Information » Money » Benefits » Income Support
Income Support is help if you or your partner have no or a low income. You can’t claim it if you have signed on as unemployed, get Employment and Support Allowance or if you work 16 hours a week or more.
It is not for anyone on a low income; to get it, you must be one of a group of people who can get benefit without having to look for work.
For example, you may be pregnant, or a carer, or a lone parent with a child under 5 or, in some cases, unable to work because you’re sick or disabled.
Your income and any savings (over £5,999) can affect how much you get, and your partner’s income and savings will also be taken into account. You won’t usually qualify if you have savings above £16,000.
Income Support is a non-contributory benefit. This means you can get it even if you don’t pay National Insurance contributions (payments).
How Will I Be Paid?
- a basic payment (personal allowance)
- extra payments (premiums)
You’ll get at least £56.80 a week in personal allowance and between £15.55 and £122.20 extra (premiums), depending on your circumstances e.g. if you’re a pensioner, disabled or a lone parent with a disabled child.
You can check the current rates here.
Income Support is normally paid every 2 weeks. It will be paid into an account e.g. a bank account, so make sure you’ve got one!
Who Else Can Apply?
Normally, you can’t apply for Income Support if you’re in full-time education. However, young people aged 19 or under in full-time secondary education who have children, have no parent(s) (or equivalent) living with them, or face a serious risk of abuse or violence can apply.
You might still get Income Support if you work full-time, but only if you take unpaid parental leave, or paid or unpaid paternity leave.

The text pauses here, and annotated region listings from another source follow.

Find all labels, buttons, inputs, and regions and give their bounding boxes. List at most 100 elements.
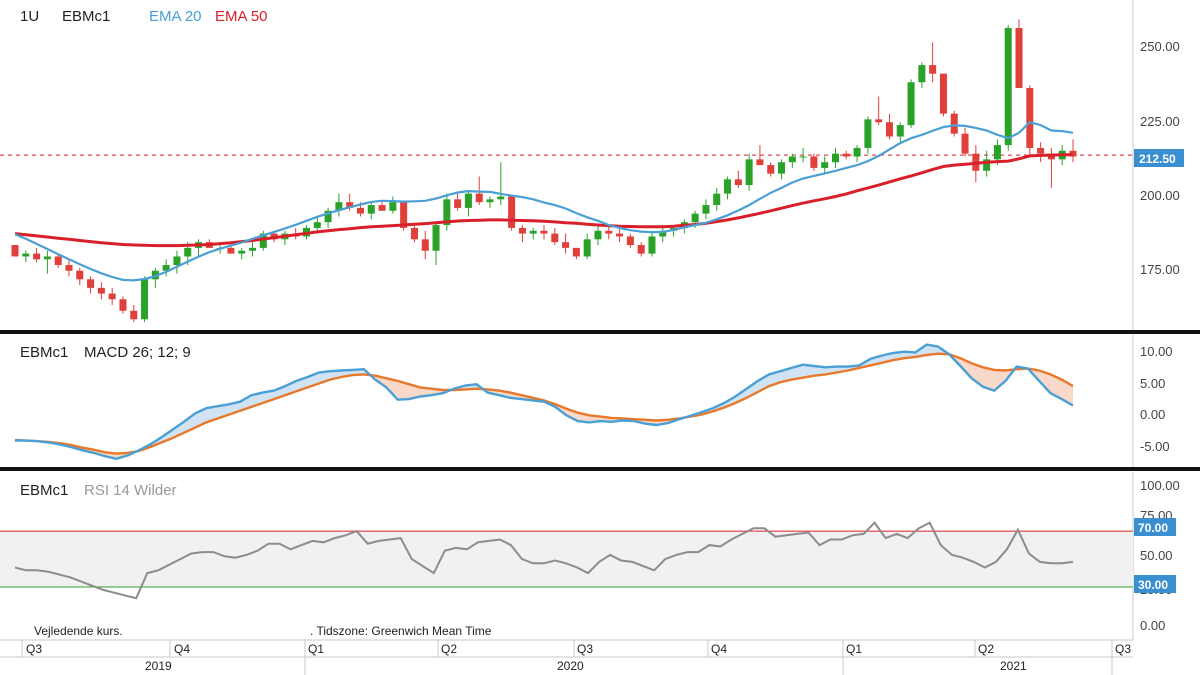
candle	[108, 287, 116, 306]
candle-body	[616, 233, 624, 237]
rsi-level-badges: 70.00 30.00	[1134, 518, 1176, 593]
candle-body	[65, 265, 73, 271]
macd-fill-segment	[746, 380, 758, 398]
candle	[518, 225, 526, 243]
macd-fill-segment	[408, 384, 421, 400]
candle-body	[54, 256, 62, 266]
candle-body	[799, 156, 807, 158]
candle	[33, 247, 41, 263]
candle	[508, 196, 516, 231]
candle	[853, 145, 861, 163]
macd-plot[interactable]	[14, 343, 1074, 461]
candle-body	[324, 210, 332, 223]
quarter-label: Q2	[441, 642, 457, 656]
interval-label[interactable]: 1U	[20, 8, 39, 25]
candle-body	[626, 236, 634, 246]
candle-body	[756, 159, 764, 166]
candle	[87, 276, 95, 294]
macd-tick-label: 10.00	[1140, 344, 1173, 359]
candle	[43, 250, 51, 274]
candle	[842, 150, 850, 160]
candle-body	[961, 133, 969, 154]
candle	[119, 296, 127, 314]
ema50-legend: EMA 50	[215, 8, 268, 25]
candle	[238, 247, 246, 260]
rsi-tick-label: 100.00	[1140, 478, 1180, 493]
candle	[464, 190, 472, 217]
candle	[529, 227, 537, 240]
candle	[540, 225, 548, 240]
candle-body	[184, 247, 192, 257]
panel-separator-1	[0, 330, 1200, 334]
rsi-band	[0, 531, 1133, 588]
candle	[907, 79, 915, 128]
candle-body	[335, 202, 343, 211]
rsi-tick-label: 50.00	[1140, 548, 1173, 563]
year-label: 2020	[557, 659, 584, 673]
candle	[939, 73, 947, 117]
candle	[778, 159, 786, 180]
macd-tick-label: -5.00	[1140, 439, 1170, 454]
year-label: 2019	[145, 659, 172, 673]
candle-body	[130, 310, 138, 320]
candle	[594, 225, 602, 246]
candle-body	[767, 165, 775, 174]
candle-body	[788, 156, 796, 163]
price-legend: 1U EBMc1 EMA 20 EMA 50	[20, 8, 268, 25]
candle	[1037, 142, 1045, 163]
candle-body	[367, 205, 375, 214]
candle-body	[475, 193, 483, 203]
candle-body	[637, 245, 645, 254]
candle	[76, 267, 84, 286]
candle-body	[605, 230, 613, 234]
candle-body	[648, 236, 656, 254]
ema50-line	[14, 153, 1073, 248]
macd-fill-segment	[735, 388, 747, 403]
candle-body	[443, 199, 451, 226]
macd-line	[15, 343, 1074, 461]
candle-body	[929, 65, 937, 74]
candle	[486, 196, 494, 208]
candle	[130, 305, 138, 323]
quarter-label: Q1	[308, 642, 324, 656]
candle	[702, 199, 710, 220]
candle	[141, 276, 149, 323]
candle-body	[508, 196, 516, 228]
macd-symbol-label: EBMc1	[20, 344, 68, 361]
candle	[162, 259, 170, 277]
ema20-line	[14, 120, 1074, 282]
candle	[734, 170, 742, 188]
symbol-label: EBMc1	[62, 8, 110, 25]
candle	[961, 127, 969, 157]
candle-body	[702, 205, 710, 214]
indicative-price-note: Vejledende kurs.	[34, 624, 123, 638]
rsi-tick-label: 0.00	[1140, 618, 1165, 633]
candle	[1026, 85, 1034, 157]
candle-body	[745, 159, 753, 186]
candle	[97, 282, 105, 300]
candle	[421, 230, 429, 260]
rsi-symbol-label: EBMc1	[20, 482, 68, 499]
candle-body	[529, 230, 537, 234]
candle-body	[259, 233, 267, 248]
macd-fill-segment	[397, 380, 409, 400]
candle-body	[821, 162, 829, 168]
candle-body	[950, 113, 958, 134]
candle	[454, 193, 462, 211]
candle-body	[119, 299, 127, 311]
candle	[583, 233, 591, 260]
rsi-plot[interactable]	[0, 521, 1133, 600]
candle	[724, 176, 732, 200]
candle-body	[238, 250, 246, 254]
candle-body	[907, 82, 915, 126]
candle-body	[1004, 27, 1012, 146]
candle	[249, 242, 257, 257]
price-tick-label: 175.00	[1140, 262, 1180, 277]
rsi-legend: EBMc1 RSI 14 Wilder	[20, 482, 177, 499]
candle-body	[1015, 27, 1023, 88]
ema20-legend: EMA 20	[149, 8, 202, 25]
price-plot[interactable]	[0, 19, 1133, 323]
candle-body	[810, 156, 818, 168]
candle-body	[875, 119, 883, 123]
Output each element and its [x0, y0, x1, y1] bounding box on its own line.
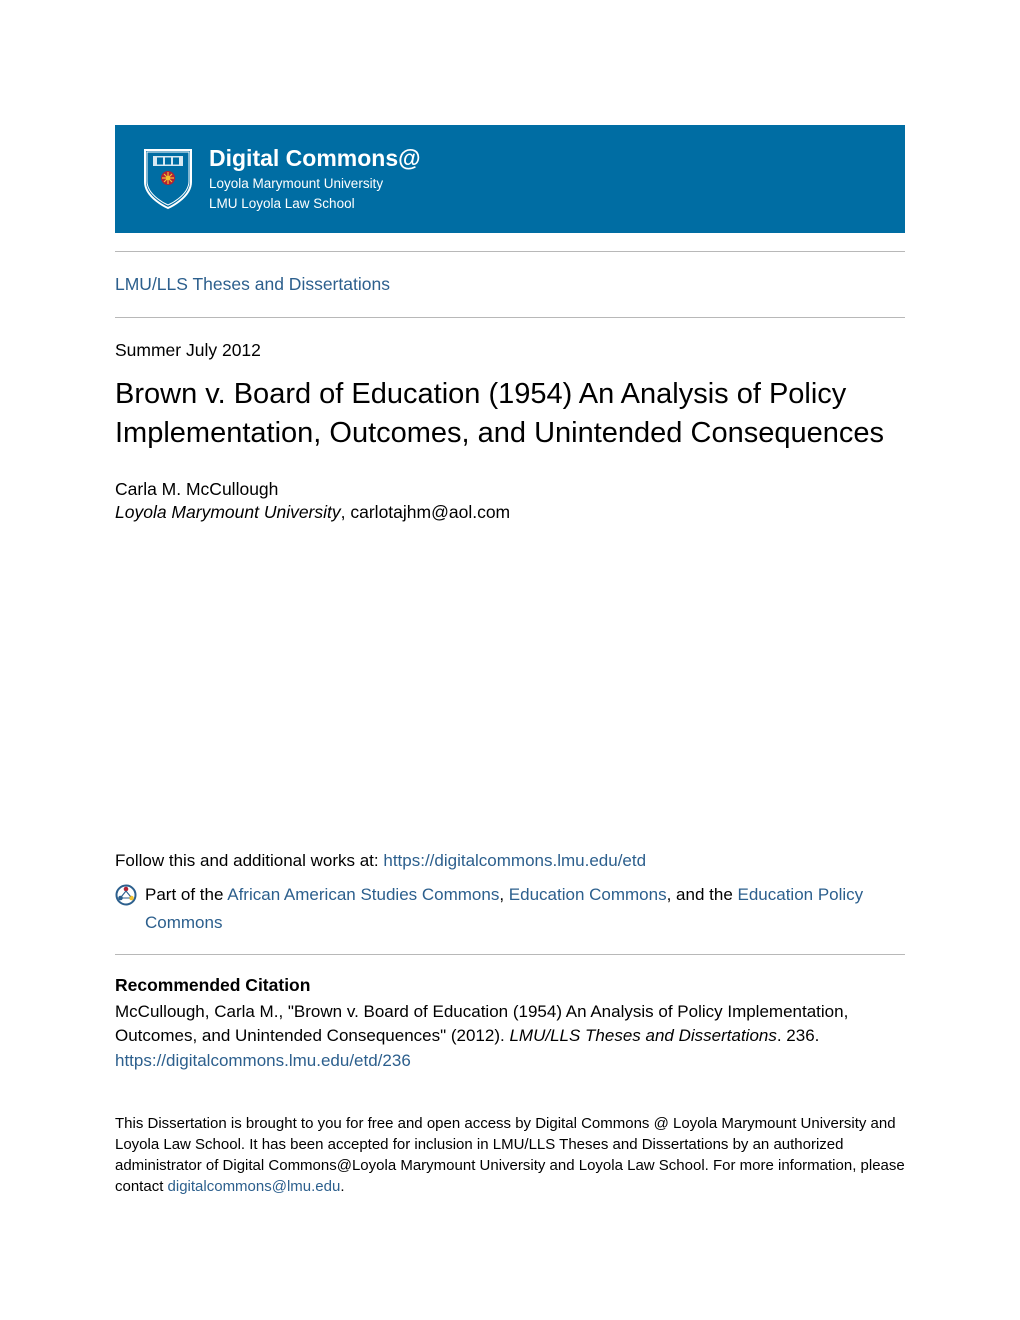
divider: [115, 954, 905, 955]
footer-text-after: .: [340, 1178, 344, 1195]
commons-link-2[interactable]: Education Commons: [509, 885, 667, 904]
author-institution: Loyola Marymount University: [115, 502, 341, 522]
citation-url-link[interactable]: https://digitalcommons.lmu.edu/etd/236: [115, 1051, 411, 1071]
collection-link[interactable]: LMU/LLS Theses and Dissertations: [115, 274, 390, 295]
commons-sep-1: ,: [499, 885, 508, 904]
author-email: carlotajhm@aol.com: [350, 502, 510, 522]
follow-line: Follow this and additional works at: htt…: [115, 851, 905, 871]
banner-subtitle-2: LMU Loyola Law School: [209, 195, 421, 213]
commons-prefix: Part of the: [145, 885, 227, 904]
network-icon: [115, 884, 137, 906]
commons-text: Part of the African American Studies Com…: [145, 881, 905, 935]
document-title: Brown v. Board of Education (1954) An An…: [115, 375, 905, 453]
citation-text-after: . 236.: [777, 1026, 820, 1045]
banner-text: Digital Commons@ Loyola Marymount Univer…: [209, 145, 421, 213]
follow-prefix: Follow this and additional works at:: [115, 851, 383, 870]
author-affiliation: Loyola Marymount University, carlotajhm@…: [115, 502, 905, 523]
commons-link-1[interactable]: African American Studies Commons: [227, 885, 499, 904]
recommended-citation-heading: Recommended Citation: [115, 975, 905, 996]
author-name: Carla M. McCullough: [115, 479, 905, 500]
commons-sep-2: , and the: [667, 885, 738, 904]
citation-series: LMU/LLS Theses and Dissertations: [509, 1026, 776, 1045]
publication-date: Summer July 2012: [115, 340, 905, 361]
commons-row: Part of the African American Studies Com…: [115, 881, 905, 935]
divider: [115, 251, 905, 252]
follow-url-link[interactable]: https://digitalcommons.lmu.edu/etd: [383, 851, 646, 870]
recommended-citation: McCullough, Carla M., "Brown v. Board of…: [115, 1000, 905, 1049]
shield-logo-icon: [143, 148, 193, 210]
site-banner: Digital Commons@ Loyola Marymount Univer…: [115, 125, 905, 233]
author-sep: ,: [341, 502, 351, 522]
footer-contact-email-link[interactable]: digitalcommons@lmu.edu: [168, 1178, 341, 1195]
spacer: [115, 523, 905, 833]
banner-subtitle-1: Loyola Marymount University: [209, 175, 421, 193]
page: Digital Commons@ Loyola Marymount Univer…: [0, 0, 1020, 1257]
footer-note: This Dissertation is brought to you for …: [115, 1113, 905, 1197]
banner-title: Digital Commons@: [209, 145, 421, 173]
divider: [115, 317, 905, 318]
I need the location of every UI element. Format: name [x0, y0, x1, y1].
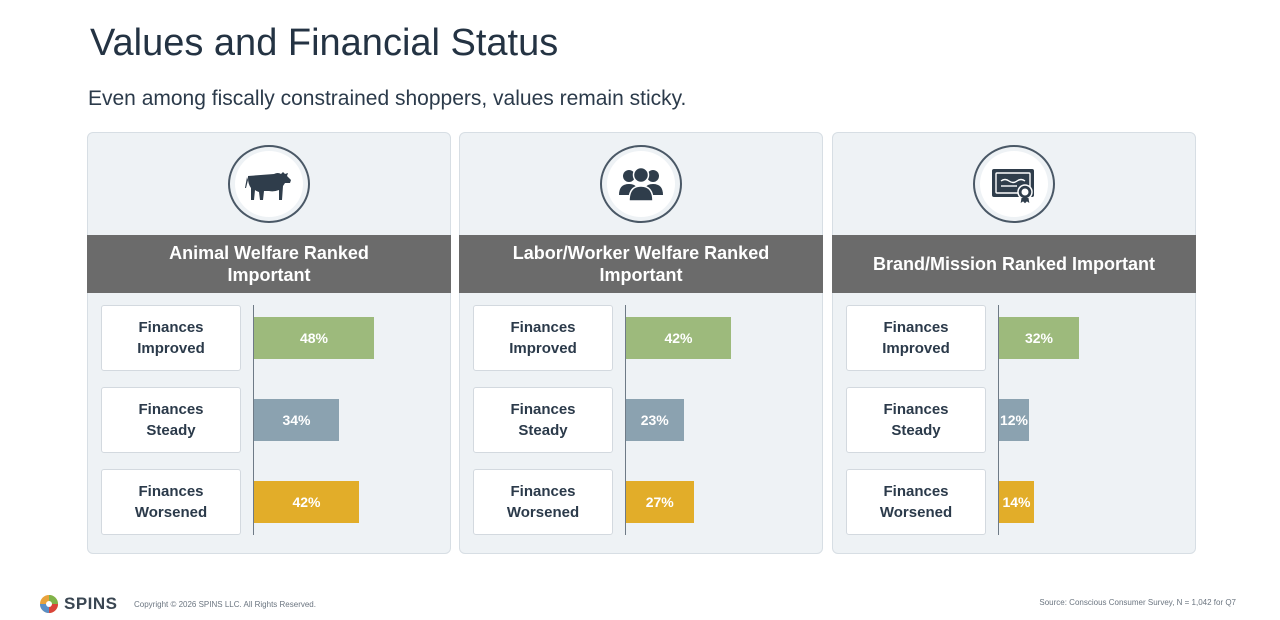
category-label-worsened: Finances Worsened: [101, 469, 241, 535]
certificate-icon: [992, 169, 1034, 204]
spins-logo: SPINS: [38, 594, 118, 614]
bar-worsened: 27%: [626, 481, 694, 523]
logo-wordmark: SPINS: [64, 594, 118, 613]
category-label-text: Finances Worsened: [506, 483, 580, 521]
chart-title: Brand/Mission Ranked Important: [832, 235, 1196, 293]
cow-icon: [245, 172, 291, 200]
copyright-text: Copyright © 2026 SPINS LLC. All Rights R…: [134, 600, 316, 609]
bar-worsened: 42%: [254, 481, 359, 523]
category-label-text: Finances Worsened: [879, 483, 953, 521]
spins-logo-icon: [40, 595, 58, 613]
category-label-text: Finances Improved: [882, 319, 950, 357]
chart-axis: [253, 305, 254, 535]
bar-value-label: 34%: [282, 412, 311, 428]
bar-chart: Finances Improved 32% Finances Steady 12% Fi…: [846, 305, 1184, 535]
bar-chart: Finances Improved 48% Finances Steady 34% Fi…: [101, 305, 439, 535]
chart-title: Labor/Worker Welfare Ranked Important: [459, 235, 823, 293]
chart-axis: [998, 305, 999, 535]
bar-value-label: 48%: [299, 330, 329, 346]
bar-steady: 12%: [999, 399, 1029, 441]
bar-improved: 48%: [254, 317, 374, 359]
bar-value-label: 42%: [664, 330, 693, 346]
category-label-improved: Finances Improved: [101, 305, 241, 371]
category-label-worsened: Finances Worsened: [473, 469, 613, 535]
bar-value-label: 27%: [645, 494, 674, 510]
icon-circle: [600, 145, 682, 223]
people-group-icon: [619, 166, 663, 202]
icon-circle: [973, 145, 1055, 223]
category-label-text: Finances Improved: [137, 319, 205, 357]
bar-value-label: 12%: [999, 412, 1029, 428]
category-label-improved: Finances Improved: [473, 305, 613, 371]
bar-steady: 34%: [254, 399, 339, 441]
bar-value-label: 14%: [1002, 494, 1031, 510]
page-subtitle: Even among fiscally constrained shoppers…: [88, 87, 687, 110]
chart-axis: [625, 305, 626, 535]
category-label-steady: Finances Steady: [101, 387, 241, 453]
category-label-text: Finances Improved: [509, 319, 577, 357]
bar-value-label: 23%: [640, 412, 669, 428]
category-label-improved: Finances Improved: [846, 305, 986, 371]
category-label-text: Finances Steady: [138, 401, 204, 439]
icon-circle: [228, 145, 310, 223]
chart-title: Animal Welfare Ranked Important: [87, 235, 451, 293]
bar-improved: 32%: [999, 317, 1079, 359]
category-label-steady: Finances Steady: [846, 387, 986, 453]
bar-improved: 42%: [626, 317, 731, 359]
category-label-steady: Finances Steady: [473, 387, 613, 453]
category-label-text: Finances Steady: [510, 401, 576, 439]
bar-steady: 23%: [626, 399, 684, 441]
bar-value-label: 32%: [1024, 330, 1054, 346]
category-label-worsened: Finances Worsened: [846, 469, 986, 535]
bar-worsened: 14%: [999, 481, 1034, 523]
source-note: Source: Conscious Consumer Survey, N = 1…: [1039, 598, 1236, 607]
category-label-text: Finances Steady: [883, 401, 949, 439]
bar-value-label: 42%: [292, 494, 321, 510]
chart-panel-labor-welfare: Labor/Worker Welfare Ranked Important Fi…: [459, 132, 823, 554]
chart-panel-animal-welfare: Animal Welfare Ranked Important Finances…: [87, 132, 451, 554]
bar-chart: Finances Improved 42% Finances Steady 23% Fi…: [473, 305, 811, 535]
page-title: Values and Financial Status: [90, 22, 559, 64]
category-label-text: Finances Worsened: [134, 483, 208, 521]
chart-panel-brand-mission: Brand/Mission Ranked Important Finances …: [832, 132, 1196, 554]
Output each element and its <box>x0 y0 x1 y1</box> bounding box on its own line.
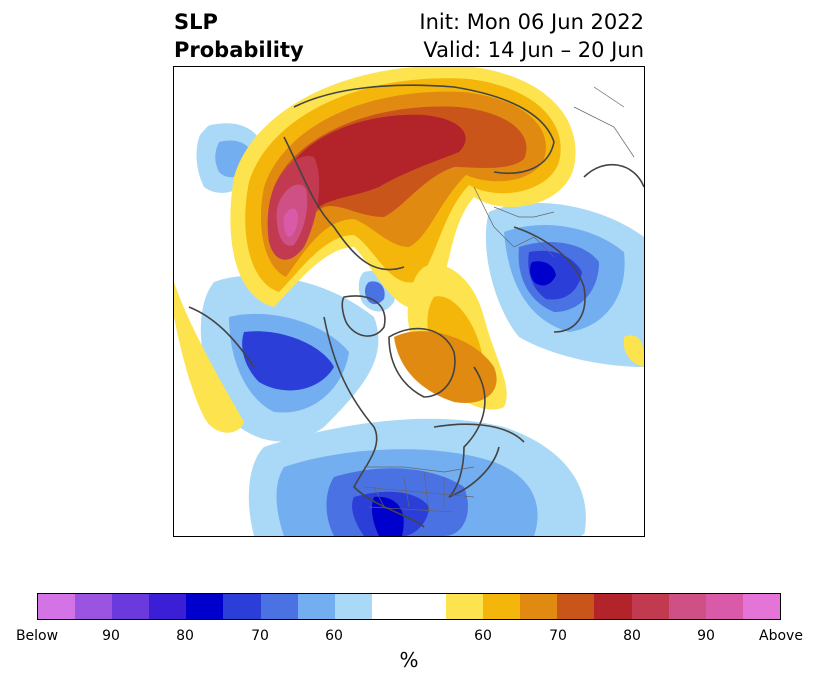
colorbar <box>37 593 781 620</box>
colorbar-swatch <box>75 594 113 619</box>
colorbar-swatch <box>38 594 76 619</box>
colorbar-swatch <box>742 594 780 619</box>
above-region-east-siberia <box>624 335 644 367</box>
init-date-label: Init: Mon 06 Jun 2022 <box>419 10 644 34</box>
map-title: SLP Probability <box>174 8 304 64</box>
colorbar-swatch <box>112 594 150 619</box>
above-region-pacific-west <box>174 282 244 433</box>
title-line-1: SLP <box>174 10 218 34</box>
colorbar-swatch <box>446 594 484 619</box>
colorbar-swatch <box>557 594 595 619</box>
colorbar-swatch <box>408 594 447 619</box>
map-canvas <box>174 67 644 536</box>
colorbar-tick: 60 <box>325 628 343 644</box>
colorbar-tick: 80 <box>176 628 194 644</box>
colorbar-swatch <box>149 594 187 619</box>
colorbar-swatch <box>186 594 224 619</box>
colorbar-swatch <box>483 594 521 619</box>
border-lines <box>363 86 635 513</box>
colorbar-swatch <box>668 594 706 619</box>
colorbar-swatch <box>705 594 743 619</box>
colorbar-tick: 90 <box>697 628 715 644</box>
probability-map <box>173 66 645 537</box>
colorbar-tick: 90 <box>102 628 120 644</box>
valid-period-label: Valid: 14 Jun – 20 Jun <box>423 38 644 62</box>
title-line-2: Probability <box>174 38 304 62</box>
colorbar-tick: 80 <box>623 628 641 644</box>
colorbar-tick: 70 <box>251 628 269 644</box>
colorbar-unit-label: % <box>399 648 419 672</box>
colorbar-swatch <box>260 594 298 619</box>
colorbar-swatch <box>334 594 372 619</box>
colorbar-tick: Above <box>759 628 803 644</box>
colorbar-swatch <box>520 594 558 619</box>
colorbar-swatch <box>297 594 335 619</box>
colorbar-tick: 60 <box>474 628 492 644</box>
colorbar-tick: Below <box>15 628 59 644</box>
colorbar-swatch <box>371 594 409 619</box>
probability-shading <box>174 67 644 536</box>
colorbar-swatch <box>594 594 632 619</box>
colorbar-swatch <box>631 594 669 619</box>
forecast-dates: Init: Mon 06 Jun 2022 Valid: 14 Jun – 20… <box>419 8 644 64</box>
coastline-lines <box>188 84 644 528</box>
colorbar-tick: 70 <box>549 628 567 644</box>
colorbar-swatch <box>223 594 261 619</box>
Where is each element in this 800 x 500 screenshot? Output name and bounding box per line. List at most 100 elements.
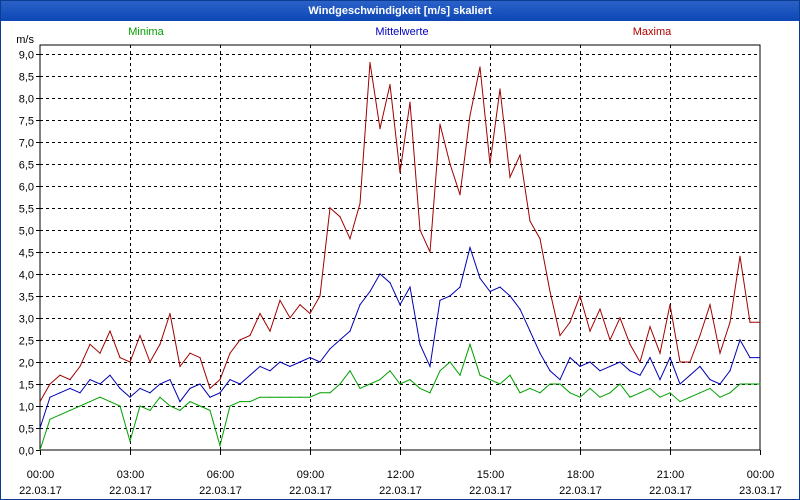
data-point-mittelwerte <box>479 277 481 279</box>
x-tick-time: 09:00 <box>297 469 325 481</box>
data-point-minima <box>709 387 711 389</box>
data-point-minima <box>199 405 201 407</box>
data-point-maxima <box>279 299 281 301</box>
data-point-minima <box>39 449 41 451</box>
y-tick-label: 5,0 <box>19 226 34 238</box>
data-point-minima <box>639 392 641 394</box>
x-tick-date: 22.03.17 <box>19 485 62 497</box>
grid-layer <box>39 44 761 451</box>
data-point-minima <box>89 401 91 403</box>
data-point-minima <box>209 409 211 411</box>
data-point-maxima <box>389 84 391 86</box>
data-point-mittelwerte <box>739 339 741 341</box>
data-point-maxima <box>639 361 641 363</box>
y-tick-label: 1,5 <box>19 380 34 392</box>
data-point-maxima <box>669 304 671 306</box>
data-point-minima <box>329 392 331 394</box>
y-tick-label: 0,5 <box>19 424 34 436</box>
y-tick-label: 6,0 <box>19 182 34 194</box>
data-point-maxima <box>569 321 571 323</box>
data-point-maxima <box>599 308 601 310</box>
data-point-mittelwerte <box>539 352 541 354</box>
data-point-maxima <box>99 352 101 354</box>
data-point-minima <box>669 392 671 394</box>
data-point-maxima <box>559 334 561 337</box>
y-tick-label: 4,5 <box>19 248 34 260</box>
data-point-minima <box>759 383 761 385</box>
data-point-minima <box>449 361 451 363</box>
data-point-mittelwerte <box>659 379 661 381</box>
x-tick-time: 03:00 <box>117 469 145 481</box>
data-point-mittelwerte <box>499 286 501 288</box>
data-point-mittelwerte <box>209 396 211 398</box>
data-point-mittelwerte <box>589 361 591 363</box>
data-point-minima <box>699 392 701 394</box>
data-point-maxima <box>299 304 301 306</box>
data-point-maxima <box>699 334 701 337</box>
data-point-minima <box>309 396 311 398</box>
data-point-mittelwerte <box>549 370 551 372</box>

You can volunteer as many hours as you like and still claim Income Support. However, you have to tell the Department for Work and Pensions before you start volunteering and you must keep any expenses receipts.
How to apply
You can apply for Income Support by phone on 0800 055 6688 (English) or 0800 012 1888 (Welsh), by textphone on 0800 023 4888, or by filling in one of these forms and sending it to your local Jobcentre Plus.
Effects on other benefits
As before, you cannot claim Jobseeker’s Allowance or Employment and Support Allowance, if you claim Income Support.
Income Support is an important benefit because once you get it, you can automatically get Housing Benefit and other help e.g. with health costs.
You may also get help with your council tax.
You can claim Child Tax Credit if you claim Income Support and have children.
You may be able to get Income Support if you are getting Carer’s Allowance or you are caring for someone getting middle or highest rate Disability Living Allowance or either rate of the daily living part of Personal Independence Payment.
Please Note: the new benefit cap might limit the total amount of benefit that you get, so you might get less than you think!
Use a trusted benefits calculator to work out how much money you could get.
Universal Credit has already begun to replace Income Support in some parts of the UK. By 2017, Income support will be completely replaced by Universal Credit all across Wales.